One of the gambling industry’s most recognisable regulators, the Malta Gaming Authority holds an important position in the landscape of gambling regulation. The MGA has now released its interim performance report for the first half of 2019, detailing its efforts in the prevention of criminal activity in the industry and the outcome of newly enforced regulations.
The popularity of gambling online means that international cooperation is key to reliable and consistent regulation. The MGA performance report shows that the regulator used a number of methods to inform its regulatory actions, ranging from in-depth compliance reviews and audits, investigations and a significant degree of knowledge-sharing with other authorities. In an industry as large and dispersed as online gambling, the MGA is using all the help it can get to make sure every operator plays by the rules.
The report in question covers the period between January and June of 2019 and during this time, the MGA entered into a number of partnerships designed to bolster its regulatory powers. Memoranda of understanding were signed with the Malta Police Force as well as the Swedish gambling authority, Spelinspektionen. Delegations from Ireland, Lagos and Ghana were hosted by the MGA and these helped to broaden the international dialogue surrounding the sharing of intelligence.
The Malta Gaming Authority received 23 international requests for cooperation in the six-month period and sent 33 of its own. These requests were related to a broad range of subjects, from unlicensed operators, criminal activity, sport integrity, and media reports, allowing the MGA to follow up on issues brought to their attention in a timely manner.
All the data that MGA gathered was put to good use and the regulator had a pretty busy first half of 2019. It cancelled no fewer than 7 online gambling licenses during this time period and another 11 licenses were suspended. Close to 500 criminal probity screens were carried out with both online and land-based operators being checked.
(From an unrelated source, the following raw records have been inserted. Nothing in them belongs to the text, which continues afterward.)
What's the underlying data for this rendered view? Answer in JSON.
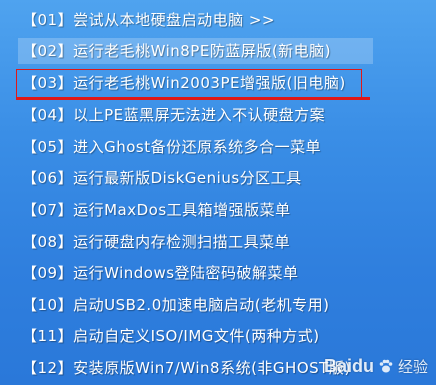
{
  "menu": {
    "items": [
      {
        "label": "【01】尝试从本地硬盘启动电脑 >>"
      },
      {
        "label": "【02】运行老毛桃Win8PE防蓝屏版(新电脑)"
      },
      {
        "label": "【03】运行老毛桃Win2003PE增强版(旧电脑)"
      },
      {
        "label": "【04】以上PE蓝黑屏无法进入不认硬盘方案"
      },
      {
        "label": "【05】进入Ghost备份还原系统多合一菜单"
      },
      {
        "label": "【06】运行最新版DiskGenius分区工具"
      },
      {
        "label": "【07】运行MaxDos工具箱增强版菜单"
      },
      {
        "label": "【08】运行硬盘内存检测扫描工具菜单"
      },
      {
        "label": "【09】运行Windows登陆密码破解菜单"
      },
      {
        "label": "【10】启动USB2.0加速电脑启动(老机专用)"
      },
      {
        "label": "【11】启动自定义ISO/IMG文件(两种方式)"
      },
      {
        "label": "【12】安装原版Win7/Win8系统(非GHOST版)"
      }
    ],
    "selected_index": 1,
    "highlighted_index": 2
  },
  "watermark": {
    "brand": "Baidu",
    "suffix": "经验",
    "icon": "paw-icon"
  },
  "colors": {
    "background": "#3a8ee6",
    "text": "#ffffff",
    "annotation_red": "#e01818"
  }
}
In the first six months of the year, 1,915 queries were resolved by the Player Support Unit. The Unit received 1,753 requests for assistance from players during the same period. The Authority’s Fit & Proper Committee, which decides whether individuals should be granted operating licenses based on financial and criminal background, met 19 times. It took a total of 107 decisions, which included conditional verdicts on 48 applications and the refusal of 13 others.
Chief Officer of Finance and Programme Management at the MGA, Peter Spiteri, said that the MGA was satisfied with its performance during the time period under review. The MGA is responsible for upholding the Gaming Act, the cornerstone legislation that regulates gambling and which saw an update as recently as 2018.
Spiteri said that despite the challenges faced by any institution concerned with regulating such a quickly moving industry as gambling, the MGA is committed to ensuring that all operators are compliant.
The gambling sector in Malta has seen steady growth over the past ten years, employing thousands within the sector locally. However, the outlook for the industry is on shaky ground. Multiple gaming companies in Malta have been forced to downsize and others have considered relocating as a result of tighter gambling regulations in many target markets and the possibility of complete EU tax harmonisation threatens to strip Malta of the incentives it can offer operators.
It’s also worth noting that the integrity of the MGA itself has come under scrutiny. In November 2019, the Times of Malta reported that the Authority had been operating without the oversight of an executive board since July of the same year, after the government had failed to renew its term.